A quick post-script to my previous post about Stephen Fry’s diatribe about God and evil. A few people have come back and said to me, “Ah, yes, but Fry was speaking hypothetically – assuming that the question was true for the sake of argument. He doesn’t actually believe in evil.”
It’s interesting, because I think from what he says he does believe in evil – and that is what gives his argument its weight. Whether or not he’s speaking ‘hypothetically’.
This is a transcript of what he says (taken from YouTube transcript and edited – I’ve removed a few bits which I think are irrelevant).
I think I’d say, bone cancer in children … what’s that about? How dare you? How dare you create a world in which there is such misery that is not our fault? It’s not right, it’s utterly, utterly evil. Why should I respect a capricious, mean minded, stupid God who creates a world which is so full of injustice and pain. That’s what I’d say.
[…]
I wouldn’t want to get in on his terms … they’re wrong.
Because the God who created this universe, if it was created by God, is quite clearly a maniac, utter maniac, totally selfish … yes the world is a splendid but it also has in it insects whose whole life cycle is to burrow into the eyes of children and make them blind – they eat outwards from the eyes. Why? Why did you do that to us? You could easily have made a creation where that didn’t exist. It is simply not acceptable. So you know atheism is not just about them not believing there is not a God but on the assumption there is one, what kind of God is he? It’s perfectly apparent that he’s monstrous, utterly monstrous, and deserves no respect whatsoever. The moment you banish him life becomes simpler, purer, cleaner, more worth living.

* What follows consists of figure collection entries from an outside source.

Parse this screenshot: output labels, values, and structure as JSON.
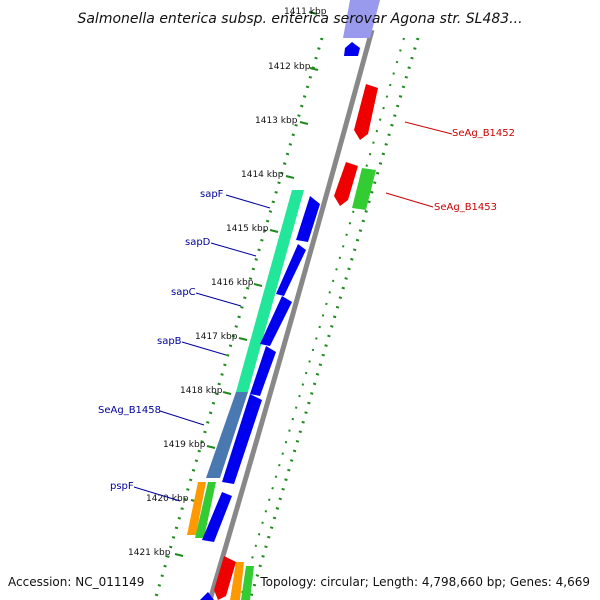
{
  "title": "Salmonella enterica subsp. enterica serovar Agona str. SL483...",
  "accession": "Accession: NC_011149",
  "summary": "Topology: circular; Length: 4,798,660 bp; Genes: 4,669",
  "ticks": [
    {
      "label": "1411 kbp"
    },
    {
      "label": "1412 kbp"
    },
    {
      "label": "1413 kbp"
    },
    {
      "label": "1414 kbp"
    },
    {
      "label": "1415 kbp"
    },
    {
      "label": "1416 kbp"
    },
    {
      "label": "1417 kbp"
    },
    {
      "label": "1418 kbp"
    },
    {
      "label": "1419 kbp"
    },
    {
      "label": "1420 kbp"
    },
    {
      "label": "1421 kbp"
    }
  ],
  "gene_labels_left": [
    "sapF",
    "sapD",
    "sapC",
    "sapB",
    "SeAg_B1458",
    "pspF"
  ],
  "gene_labels_right": [
    "SeAg_B1452",
    "SeAg_B1453"
  ],
  "colors": {
    "backbone": "#888888",
    "dots": "#1f8a1f",
    "cds_forward": "#0000ee",
    "cds_reverse": "#ee0000",
    "left_label": "#000099",
    "right_label": "#cc0000",
    "cog_teal": "#22e69a",
    "cog_steelblue": "#4a78b0",
    "cog_orange": "#ff9900",
    "cog_green": "#33cc33"
  }
}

Now, after you’ve read that, tell me that Stephen Fry believes that evil doesn’t exist – even if he is speaking ‘hypothetically’. If God did not create the world, then those insects which burrow into the eyes of children – they’re just natural, they’re morally neutral. If God did not create the world, then there isn’t really such a thing as injustice and pain – and on a cosmic sense it would hardly matter if there were.
The whole weight of what he says rests on the fact that some things are actually wrong or evil. If they are not, then his argument basically collapses. Imagine, for example, if he’d said instead: “yes, the world is splendid but it also has Wensleydale cheese in it. Why? Why did you do that to us? You could easily have made a creation where that didn’t exist.” It would just be utterly meaningless, wouldn’t it? I use cheese as an example because it’s a morally neutral thing (I happen to like it, some don’t). The whole power of his argument rests on the fact that God would be a moral monster, and the only thing which gives that view any weight is that there is a transcendent morality which Fry thinks that God should adhere to.
In other words, Fry presupposes the fact that God exists in order to argue against God existing.